Je suivais la Volonté Divine et ses actes dans la Création. Un doute me vint à l’esprit : Comment se peut-il que Jésus dise que jusqu’à ce que le Royaume de sa Volonté vienne sur la terre, la Gloire de la Création et de la Rédemption sera incomplète ? Comment cela se peut-il ?
La Volonté Suprême n’a-t-elle pas la vertu de se glorifier Elle-même ? Elle possède bien cette vertu, et qui est plus que suffisante pour sa gloire. Cependant, Il dit que si sa Volonté n’étend pas son Royaume chez les créatures, sa Gloire, de la part de la Création, sera incomplète. »
Je pensais cela lorsque mon adorable Jésus me fit la surprise d’une très brillante Lumière sortant de Lui, et Il me dit :
Ma fille, la chose est très claire en elle-même. Jusqu’à ce que
- ma Volonté soit connue et
- qu’Elle ait sa première Place d’Honneur et son Empire en chaque être sorti de nos Mains créatrices, sa Gloire sera toujours incomplète.
La raison en est très claire. Puisque dans la Création, notre finalité primordiale fut
- de donner Vie à cette Volonté Suprême, afin que, bilocalisée dans toute la Création,
Elle s’étendait partout :
- dans les cieux, dans le soleil, dans la mer,
- dans les fleurs, dans les plantes et
- même dans la terre et en chaque être sorti de nos Mains créatrices.
Elle se constituait la Vie de tout, forma sa Vie en toute chose.
Ma Volonté se bilocalisait dans chaque créature, pour qu’Elle puisse avoir autant de Vies, de Règnes à dominer que de créatures qui viendraient à la lumière.
Or ma Volonté ne s’est pas retirée. Il n’y a aucun endroit où sa Vie divine ne s’étende
Il n’est pas une créature qui ne soit investie de cette Volonté Suprême.
Bien qu’Elle s’étend partout et investit chaque chose et chaque créature, Elle ne peut pas former sa Vie.
- Combien de Vies divines sont étouffées dans les créatures.
- Combien Lui refusent la première place dans leurs actes.
- Combien La placent derrière des actes vils et indignes, Lui refusant d’exercer sur elles son Empire.
Est-ce pour toi peu de chose : la destruction dans les créatures de tant de Vies divines de ma Volonté ? la destruction de tant d’Actes, nobles et sublimes au point de se sentir anéantir ? Alors que ces créatures se servent d’Elle pour former
- de vies humaines,
- de vies déplorables
- des monstres destinés à l’enfer !
The detriment that Our glory receives on the part of Creation is great and incalculable, such that not even all the good of Redemption could repay Us, because even with Redemption man has not come back into the unity of Our Will, nor does It reign fully in the creatures.
Le tort que Notre gloire reçoit de la part de la Création est grand et incalculable, à tel point que même tous les Bienfaits de la Rédemption ne pouvaient le réparer.

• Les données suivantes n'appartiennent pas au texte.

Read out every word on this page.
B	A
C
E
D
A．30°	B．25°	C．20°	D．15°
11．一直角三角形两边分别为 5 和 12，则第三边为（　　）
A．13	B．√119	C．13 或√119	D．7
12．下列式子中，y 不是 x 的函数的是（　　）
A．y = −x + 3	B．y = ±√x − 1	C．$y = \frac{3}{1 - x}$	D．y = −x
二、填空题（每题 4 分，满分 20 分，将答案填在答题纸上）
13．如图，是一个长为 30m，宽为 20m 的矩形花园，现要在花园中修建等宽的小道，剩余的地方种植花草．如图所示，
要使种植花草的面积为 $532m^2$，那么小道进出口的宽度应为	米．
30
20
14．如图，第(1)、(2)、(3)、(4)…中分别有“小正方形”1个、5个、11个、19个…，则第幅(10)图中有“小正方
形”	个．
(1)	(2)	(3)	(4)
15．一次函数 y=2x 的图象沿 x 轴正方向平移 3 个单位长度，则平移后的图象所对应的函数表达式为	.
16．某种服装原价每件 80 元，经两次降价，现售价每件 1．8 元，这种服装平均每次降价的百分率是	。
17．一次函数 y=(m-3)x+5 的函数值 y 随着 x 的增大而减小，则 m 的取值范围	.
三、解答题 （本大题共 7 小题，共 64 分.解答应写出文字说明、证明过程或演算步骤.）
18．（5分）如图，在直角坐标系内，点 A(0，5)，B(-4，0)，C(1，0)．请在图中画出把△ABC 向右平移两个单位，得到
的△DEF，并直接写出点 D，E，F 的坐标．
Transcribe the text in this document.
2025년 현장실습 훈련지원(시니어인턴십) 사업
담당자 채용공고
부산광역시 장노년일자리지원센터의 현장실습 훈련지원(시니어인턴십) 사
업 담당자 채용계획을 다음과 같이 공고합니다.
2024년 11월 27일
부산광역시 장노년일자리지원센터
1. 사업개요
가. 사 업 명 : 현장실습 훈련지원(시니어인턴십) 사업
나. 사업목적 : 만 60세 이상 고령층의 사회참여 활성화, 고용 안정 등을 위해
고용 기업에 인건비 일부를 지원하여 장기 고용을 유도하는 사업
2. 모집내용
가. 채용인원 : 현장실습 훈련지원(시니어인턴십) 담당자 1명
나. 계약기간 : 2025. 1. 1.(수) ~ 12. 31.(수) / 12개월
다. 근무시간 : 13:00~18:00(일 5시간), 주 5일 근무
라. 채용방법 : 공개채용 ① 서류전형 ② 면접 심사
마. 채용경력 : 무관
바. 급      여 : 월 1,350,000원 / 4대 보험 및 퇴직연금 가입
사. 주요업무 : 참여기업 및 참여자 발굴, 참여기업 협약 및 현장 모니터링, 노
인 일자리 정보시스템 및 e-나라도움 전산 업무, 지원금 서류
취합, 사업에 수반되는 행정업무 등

Car même avec la Rédemption,
- l’homme n’est pas revenu dans l’Unité de notre Volonté
- ni Elle ne règne pleinement dans les créatures.
Combien sont ceux qui se considèrent bons, saints, et sont partagées entre la Volonté Divine et la volonté humaine.
Par conséquent, notre gloire dans la Création n’est pas complète. C’est seulement lorsque les choses créées par Nous serviront à notre propre Volonté, et à ceux qui Lui donneront la première Place d’Honneur,
- en La reconnaissant en toutes choses,
- en La laissant régner dans tous leurs actes,
- et en La constituant Reine absolue et Roi dominant. C’est alors seulement que notre Gloire sera complète.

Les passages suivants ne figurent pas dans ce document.